Good shows always leave the audience wanting more and this was certainly one of those times.
A pitch-perfect headliner, a host of local acts that shone, and a Luther Vandross tribute that was the sort of concert Bermuda has been yearning for.
From the marvelous performance of ‘American Idol' winner Ruben Studdard to the impressive staging and lighting, Sunday night's affair at the Fairmont Hamilton Princess was a joy from start to finish.
Bootsie took the stage first, introducing the show and employing a casual, almost effortless brand of humour that had the audience eating out of the palm of his hand throughout.
The first vocalist to perform was local favorite Jaime Zuill. Mr Zuill exhibited a much stronger vocal range than I remember and his once lilting falsetto has become a powerful tenor.
In his delightful 20-minute set, during which he was accompanied by the incomparable Robert Edwards on the keyboard, Mr Zuill belted out favorites like Earth, Wind, and Fire's ‘Let's Groove', Johnny Gill's ‘My, My, My', and a double dose of Luther with the smooth ‘Take You Out', and the resourceful ‘Love the One You're With'.
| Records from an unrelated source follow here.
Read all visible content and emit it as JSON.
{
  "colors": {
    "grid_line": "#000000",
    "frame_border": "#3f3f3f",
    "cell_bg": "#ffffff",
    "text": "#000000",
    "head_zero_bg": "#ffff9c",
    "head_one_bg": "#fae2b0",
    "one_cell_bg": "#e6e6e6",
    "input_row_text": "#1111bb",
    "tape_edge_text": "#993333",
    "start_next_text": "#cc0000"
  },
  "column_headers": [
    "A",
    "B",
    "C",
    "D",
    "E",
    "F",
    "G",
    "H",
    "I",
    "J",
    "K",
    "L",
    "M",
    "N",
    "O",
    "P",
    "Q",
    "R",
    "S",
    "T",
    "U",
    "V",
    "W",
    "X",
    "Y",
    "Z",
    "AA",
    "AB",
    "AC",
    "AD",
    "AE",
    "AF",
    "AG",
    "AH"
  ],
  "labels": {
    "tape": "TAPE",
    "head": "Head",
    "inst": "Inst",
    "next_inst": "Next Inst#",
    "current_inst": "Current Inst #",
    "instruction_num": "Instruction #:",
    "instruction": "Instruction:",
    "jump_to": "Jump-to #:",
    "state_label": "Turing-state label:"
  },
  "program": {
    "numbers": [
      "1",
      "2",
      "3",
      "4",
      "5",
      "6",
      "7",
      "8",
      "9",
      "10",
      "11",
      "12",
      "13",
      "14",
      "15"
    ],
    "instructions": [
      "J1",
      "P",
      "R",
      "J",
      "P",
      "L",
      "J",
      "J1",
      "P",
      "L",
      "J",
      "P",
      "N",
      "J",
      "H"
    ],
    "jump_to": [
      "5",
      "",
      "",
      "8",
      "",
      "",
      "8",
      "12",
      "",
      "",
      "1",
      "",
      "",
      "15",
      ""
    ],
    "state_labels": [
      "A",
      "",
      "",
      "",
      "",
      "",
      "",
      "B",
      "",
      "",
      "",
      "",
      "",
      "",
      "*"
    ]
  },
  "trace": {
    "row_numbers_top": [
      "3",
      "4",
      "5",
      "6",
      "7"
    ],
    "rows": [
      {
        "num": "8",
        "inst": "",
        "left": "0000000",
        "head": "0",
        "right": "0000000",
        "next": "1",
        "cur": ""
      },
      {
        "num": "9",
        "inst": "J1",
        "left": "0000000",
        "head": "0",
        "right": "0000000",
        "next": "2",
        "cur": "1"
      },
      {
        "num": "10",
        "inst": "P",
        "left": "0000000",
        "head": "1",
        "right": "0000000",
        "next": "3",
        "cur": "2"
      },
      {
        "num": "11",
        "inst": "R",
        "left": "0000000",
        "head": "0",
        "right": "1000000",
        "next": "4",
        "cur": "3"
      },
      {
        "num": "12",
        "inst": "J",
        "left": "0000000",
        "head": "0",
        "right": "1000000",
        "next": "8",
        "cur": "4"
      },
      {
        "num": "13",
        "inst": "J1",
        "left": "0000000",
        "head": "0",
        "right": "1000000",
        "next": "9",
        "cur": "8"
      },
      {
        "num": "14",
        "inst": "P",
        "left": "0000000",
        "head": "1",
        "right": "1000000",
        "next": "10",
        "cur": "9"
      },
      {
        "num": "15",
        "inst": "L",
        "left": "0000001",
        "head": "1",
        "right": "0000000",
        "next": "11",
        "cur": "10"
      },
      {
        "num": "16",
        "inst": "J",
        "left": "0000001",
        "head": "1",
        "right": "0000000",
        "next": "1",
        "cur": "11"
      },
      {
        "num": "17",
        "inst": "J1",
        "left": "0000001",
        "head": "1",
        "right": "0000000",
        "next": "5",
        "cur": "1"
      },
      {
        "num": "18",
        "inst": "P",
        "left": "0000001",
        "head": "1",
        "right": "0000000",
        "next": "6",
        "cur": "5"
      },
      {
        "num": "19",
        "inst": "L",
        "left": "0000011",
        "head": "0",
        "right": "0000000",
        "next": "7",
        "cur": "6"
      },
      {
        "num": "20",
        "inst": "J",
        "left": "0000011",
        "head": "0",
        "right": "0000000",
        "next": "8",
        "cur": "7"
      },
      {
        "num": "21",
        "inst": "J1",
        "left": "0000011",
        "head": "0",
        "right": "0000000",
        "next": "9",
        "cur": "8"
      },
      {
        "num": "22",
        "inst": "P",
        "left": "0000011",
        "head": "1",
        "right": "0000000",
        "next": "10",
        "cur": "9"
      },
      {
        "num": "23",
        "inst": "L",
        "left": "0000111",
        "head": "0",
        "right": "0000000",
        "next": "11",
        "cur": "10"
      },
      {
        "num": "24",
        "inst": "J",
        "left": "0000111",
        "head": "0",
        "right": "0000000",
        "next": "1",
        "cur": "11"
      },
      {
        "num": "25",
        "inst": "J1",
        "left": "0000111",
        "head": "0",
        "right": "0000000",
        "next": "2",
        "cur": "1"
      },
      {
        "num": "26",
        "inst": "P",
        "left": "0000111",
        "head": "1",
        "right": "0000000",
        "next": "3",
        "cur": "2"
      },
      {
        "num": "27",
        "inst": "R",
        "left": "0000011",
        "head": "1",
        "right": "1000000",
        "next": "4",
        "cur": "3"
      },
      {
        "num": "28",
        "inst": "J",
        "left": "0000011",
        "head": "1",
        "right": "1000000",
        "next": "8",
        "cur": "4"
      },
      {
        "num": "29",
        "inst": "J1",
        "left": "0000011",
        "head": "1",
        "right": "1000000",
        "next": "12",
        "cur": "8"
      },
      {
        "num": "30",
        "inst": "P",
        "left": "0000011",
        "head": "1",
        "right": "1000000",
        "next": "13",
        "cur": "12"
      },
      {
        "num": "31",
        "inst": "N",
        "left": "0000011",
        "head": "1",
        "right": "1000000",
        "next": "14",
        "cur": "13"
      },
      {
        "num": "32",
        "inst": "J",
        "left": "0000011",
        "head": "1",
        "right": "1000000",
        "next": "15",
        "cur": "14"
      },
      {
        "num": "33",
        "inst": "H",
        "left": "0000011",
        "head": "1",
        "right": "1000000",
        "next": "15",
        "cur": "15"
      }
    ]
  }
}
Next up was Lloyd Holder, who was responsible for perhaps the best moment of the entire show. With Mr Edwards backing him on an old fashioned baby grand piano, Holder sang an acoustic version of the Luther Vandross masterpiece ‘A House is not a Home' that was simply transcendent.
Ladies screamed, fellas pouted, I think I even blushed at one point (I was sitting at a table with a particularly exuberant female supporter). This was the signature performance of the evening, and virtually brought the house down. Why Mr Holder is not an internationally renowned artist is a mystery to me today, because he certainly has all the required equipment to be a star; a simply stunning performance.
Mr Holder finished his set by singing two duets with local songstress McCartney Darrell. The pair looked into each other's eyes, caressed each other's hands, and offered superb renditions of the Roberta Flack and Donny Hathaway classic ‘The Closer I Get to You' and the Lionel Richie and Diana Ross standard ‘Endless Love.'
Gita Blakeney-Saltus was the last of the local acts. Mrs Blakeney-Saltus was also accompanied by Mr Edwards, back on the keyboard this time, and in even rarer form. The veteran duo presented a polished, refined act; chock-full of classics by noted Luther Vandross influences like Gladys Knight and Al Green.
‘Let's Stay Together' found Mrs Blakeney-Saltus at her groove-laden best, while ‘You're the Best Thing That Ever Happened to Me' allowed her to exhibit an emotional range that only comes once dues have been paid, and chops have been established.
After a brief intermission, Ruben Studdard took the stage with nothing more than a six-pack of water and a hand towel. He proceeded to charm his way through a remarkably generous and decidedly marvelous show.
Mr Studdard was on stage for more than an hour on Sunday night. He was singing to tracks and this was, perhaps, the best experience I've ever had listening to an artist do so. The quality of Mr Studdard's voice, paired with the excellence of the sound system, made this an awesome show to behold.
He sang a lot of songs. Songs from his latest album, ‘Letters From Birmingham'; the meteorological ‘Love Skies', the Freddie Jackson opus ‘Rock Wit' Cha' and the encore we demanded ‘June 28th (I'm Single)'. He also sang songs from his first album: the hit ‘Sorry 2004' and the Larry Meredith standard popularised by the Carpenters, ‘For All We Know'. We also heard his mother's two favourite songs: the Kris Kristofferson classic ‘For the Good Times' and the Bee Gees opus ‘How Do You Mend A Broken Heart', both of which were recorded and popularised by Al Green.
Yeah, he sang a lot of songs. He was also very charming and engaging throughout, taking his time to do the thing right, and talking to the audience like he'd known us for years. Mr Studdard was an instant hit, even trading friendly barbs with a few impatient audience members; folks who couldn't wait for the Luther Vandross tribute and kept calling for it.
Once Mr Studdard Ruben closed the show with a medley of Luther hits, including the decadent ‘Never Too Much', the sublime ‘Superstar', and the sentimental ‘If Only For One Night' all the waiting seemed to make sense.
This was a magnificent show; the kind of show that Bermuda has been yearning for and the first of what we all hope will be a series of such concerts. The promoters should be very proud of the outstanding production they delivered.
Bravo Bermuda Night Out team, and please, how about an encore?